Recent Solar neutrino Results from Super-Kamiokande

26 Jul 2017, 15:30
15m
FA055 and FA056

FA055 and FA056

Contributed talk Neutrinos Neutrino Parallel

Speaker

Yuuki Nakano (Kamioka Observatory)

Description

Super-Kamiokande (SK), a 50 kton water Cherenkov detector in Japan, is observing neutrinos and searching for proton decay and dark matter decays. The installation of new front-end electronics in 2008 marks the beginning of the 4th phase of SK (SK-IV).
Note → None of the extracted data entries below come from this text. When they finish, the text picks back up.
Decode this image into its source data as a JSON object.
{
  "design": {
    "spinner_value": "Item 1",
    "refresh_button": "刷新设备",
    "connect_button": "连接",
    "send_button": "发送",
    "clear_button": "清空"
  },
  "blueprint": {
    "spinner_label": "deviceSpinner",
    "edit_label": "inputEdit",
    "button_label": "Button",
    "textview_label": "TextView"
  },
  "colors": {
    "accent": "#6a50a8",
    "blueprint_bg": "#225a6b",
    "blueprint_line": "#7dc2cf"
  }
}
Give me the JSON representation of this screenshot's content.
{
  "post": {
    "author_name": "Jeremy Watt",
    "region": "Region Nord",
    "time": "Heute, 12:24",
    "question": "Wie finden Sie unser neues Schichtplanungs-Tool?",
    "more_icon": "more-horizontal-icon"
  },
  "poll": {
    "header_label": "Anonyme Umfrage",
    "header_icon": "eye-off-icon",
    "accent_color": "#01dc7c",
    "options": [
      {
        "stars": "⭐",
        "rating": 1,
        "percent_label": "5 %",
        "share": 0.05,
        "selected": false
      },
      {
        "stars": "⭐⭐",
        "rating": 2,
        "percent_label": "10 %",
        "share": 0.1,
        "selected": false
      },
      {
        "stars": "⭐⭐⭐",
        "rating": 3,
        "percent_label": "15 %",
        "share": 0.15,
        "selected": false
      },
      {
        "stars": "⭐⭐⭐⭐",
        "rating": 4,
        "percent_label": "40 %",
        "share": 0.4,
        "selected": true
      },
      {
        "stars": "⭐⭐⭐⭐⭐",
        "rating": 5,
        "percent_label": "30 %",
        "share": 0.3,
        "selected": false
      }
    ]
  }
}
With the improvement of the water circulation system, calibration methods, reduction cuts, this phase achieved the lowest energy threshold thus far: 3.5 MeV kinetic energy.
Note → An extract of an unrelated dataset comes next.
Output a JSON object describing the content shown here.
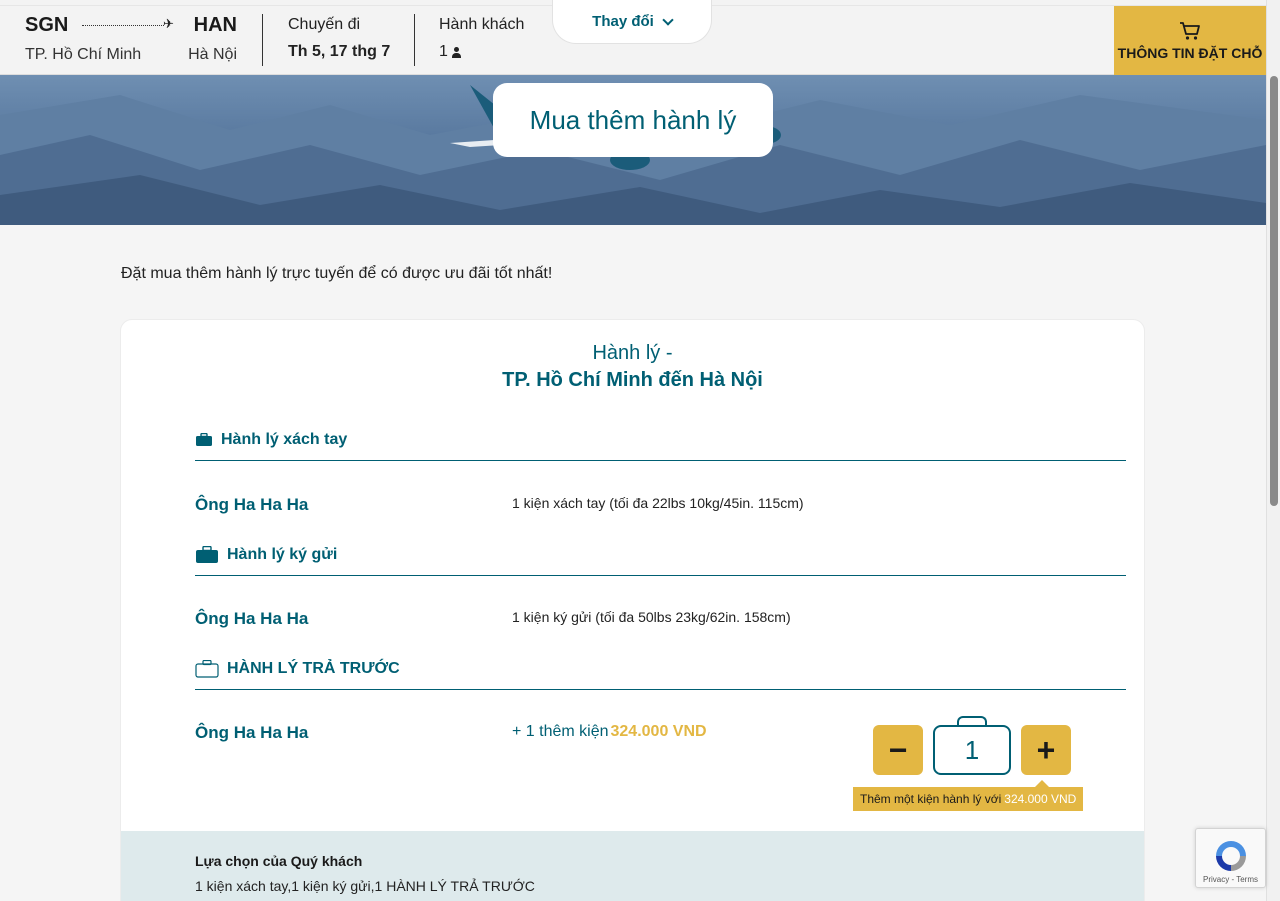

SK studies the effects of both the solar and terrestrial matter density on neutrino oscillations: a distortion of the solar neutrino energy spectrum would be caused by the edge of the Mikheyev-Smirnov-Wolfenstein resonance in the solar core, and terrestrial matter effects would induce a day/night solar neutrino flux asymmetry. A global oscillation analysis using SK-I,II,III, and SK-IV data and combined with the results of other solar neutrino experiments as well as KamLAND reactor experiment has been carried out. The results of this global analysis will be presented as well. SK observed solar neutrino interactions for more than 20 years. This long operation covers about ~2 solar activity cycles. An analysis about a possible correlation between solar neutrino flux and 11 year activity cycle will be presented.